ORDINE DEL GIORNO IN MERITO ALLA CANDIDATURA DI REGGIO EMILIA PER  LE PRIME INSTALLAZIONI DELLA BANDA LARGHISSIMA (NEXT GENERATION NETWORK)

Premesso che:

  • lo sviluppo della banda di trasmissione e smistamento dei dati è direttamente proporzionale allo sviluppo sociale e scientifico di una comunità, come risulta da numerosi studi e raccomandazioni internazionali (risoluzione OCSE del 12/02/2004)
  • presso il Ministero per le Attività Produttive è in fase avanzata un tavolo per lo sviluppo della Next Generation Network (NGN), un sistema in grado di innalzare drasticamente la capacità di trasporto, e quindi di servizio, di voce e dati in varia forma;
  • il principio base della NGN è quello di incapsulare le informazioni sul principio delle reti internet, consentendo massicce economie nella capacità di trasporto;

Visto che:

  • le azioni di indirizzo di questo Consiglio e il lavoro della Giunta hanno portato, attraverso accordi tra soggetti pubblici e privati, a pianificare la copertura completa del territorio comunale in banda larga (DSL), che verrà finalizzata in tempi brevi;
  • il Consiglio Comunale ha approvato, nella seduta del 31 marzo 2010, un ordine del giorno che impegna la società IREN a coordinarsi con il gestore della rete telefonica in corrispondenza degli scavi per opere civili di vario genere, favorendo economicamente la cablatura del territorio, sfruttando la posa dei cavi laddove sono programmati altri interventi;

Ritenuto che:

  • lo sviluppo dell’economia avanzata, del telelavoro, delle applicazioni avanzate per cittadini ed aziende dipenda strettamente dalla quantità di banda a disposizione;

Considerato che:

  • l’efficace azione fin qui svolta per la copertura DSL del territorio possa essere ripetuta con successo impostando appositi contatti istituzionali per candidare Reggio come una delle primissime realtà italiane nell’installazione delle strutture NGN

Il Consiglio Comunale impegna la Giunta a:

  • reimpostare i contatti istituzionali con soggetti pubblici e privati per un nuovo obiettivo: candidare Reggio come uno dei primissimi territori che ospiteranno le installazioni di banda larghissima NGN;
  • studiare ogni misura, in primis di semplificazione burocratica, per favorire lo sviluppo della NGN.
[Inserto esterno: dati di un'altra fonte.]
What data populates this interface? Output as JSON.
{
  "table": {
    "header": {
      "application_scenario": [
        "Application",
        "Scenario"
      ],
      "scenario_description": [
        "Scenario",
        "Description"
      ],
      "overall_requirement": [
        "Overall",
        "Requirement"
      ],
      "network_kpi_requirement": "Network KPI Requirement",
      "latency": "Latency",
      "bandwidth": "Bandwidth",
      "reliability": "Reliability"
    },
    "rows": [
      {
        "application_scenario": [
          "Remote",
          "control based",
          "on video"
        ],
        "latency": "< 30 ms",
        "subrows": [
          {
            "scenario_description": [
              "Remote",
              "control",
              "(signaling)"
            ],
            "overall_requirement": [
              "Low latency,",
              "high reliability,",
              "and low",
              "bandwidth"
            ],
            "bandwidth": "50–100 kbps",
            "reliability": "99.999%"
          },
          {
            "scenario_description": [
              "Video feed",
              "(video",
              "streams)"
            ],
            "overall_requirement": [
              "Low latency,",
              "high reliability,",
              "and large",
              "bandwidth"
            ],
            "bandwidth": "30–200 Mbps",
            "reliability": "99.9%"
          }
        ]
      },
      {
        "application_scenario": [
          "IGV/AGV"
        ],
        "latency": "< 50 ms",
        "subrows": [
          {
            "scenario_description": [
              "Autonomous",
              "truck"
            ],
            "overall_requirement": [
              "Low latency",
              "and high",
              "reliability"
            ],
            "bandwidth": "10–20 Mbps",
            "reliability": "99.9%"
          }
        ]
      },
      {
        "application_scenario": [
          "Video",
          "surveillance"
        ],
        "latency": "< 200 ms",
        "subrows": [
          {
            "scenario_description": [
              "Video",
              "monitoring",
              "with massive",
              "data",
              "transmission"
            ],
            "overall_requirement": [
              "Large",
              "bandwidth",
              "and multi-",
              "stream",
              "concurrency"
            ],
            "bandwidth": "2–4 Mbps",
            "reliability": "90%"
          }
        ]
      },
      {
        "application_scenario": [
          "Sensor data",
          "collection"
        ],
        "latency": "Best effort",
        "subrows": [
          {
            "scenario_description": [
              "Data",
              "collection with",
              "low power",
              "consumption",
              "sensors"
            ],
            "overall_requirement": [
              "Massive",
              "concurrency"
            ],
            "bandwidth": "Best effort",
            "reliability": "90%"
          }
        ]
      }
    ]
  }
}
Adsl-Banda larga in tutta Reggio: obiettivo raggiunto!

Scritto il 13 ottobre 2010 da

Oggi è una grande giornata, per lo sviluppo economico e comunicativo di Reggio: da oggi tanti piccoli imprenditori, piccole aziende, liberi professionisti, cittadini vedranno risolversi i loro problemi. Pur dall’opposizione con un anno e mezzo di segnalazioni e proposte siamo riusciti a realizzare una parte del nostro programma e possiamo testimoniare lo straordinario lavoro fatto dall’assessore Graziano Grasselli a realizzare una parte decisiva del nostro programma. Reggio colmerà il cosidetto “DIGITAL DIVIDE” nei prossimi mesi. Una campagna iniziata con interrogazioni il 24 agosto 2009 sui disagi di Roncocesi e dove proponevamo un piano di copertura integrale e di raccogliere le segnalazioni dei cittadini, proseguita segnalando altri casi a San Bartolomeo, proseguito con una proposta concreta avanzata da una nostra mozione approvata il 15 ottobre 2009 per risolvere i problemi primariamente a Gavasseto, Rivalta, Roncadella, Sabbione, San Maurizio, San Bartolomeo.
Abbiamo denunciato ed oggi casi clamorosi come quello di una scuola di Gavasseto rimasta senza internet per 15 mesi o i disservizi della farmacia di Gavasseto. Oppure il caso di tanti piccoli imprenditori bloccati e danneggiati. Da lì è partita l’azione meritoria dell’amministrazione comunale con l’assessore Grasselli che vi ha creduto fino in fondo.
Dall’esperienza di Reggio a livello provinciale e regionale abbiamo lanciato l’”Operazione Banda Larga” con centinaia di segnalazioni raccolte in tutta la Regione e che i consiglieri regionali del Movimento 5 Stelle portano all’attenzione della Regione per sviluppare meglio il suo piano e raddoppiare i fondi da investire. La prossima tappa dovrà essere la banda larghissima di ultima generazione, passando a 100 megabyte di velocità.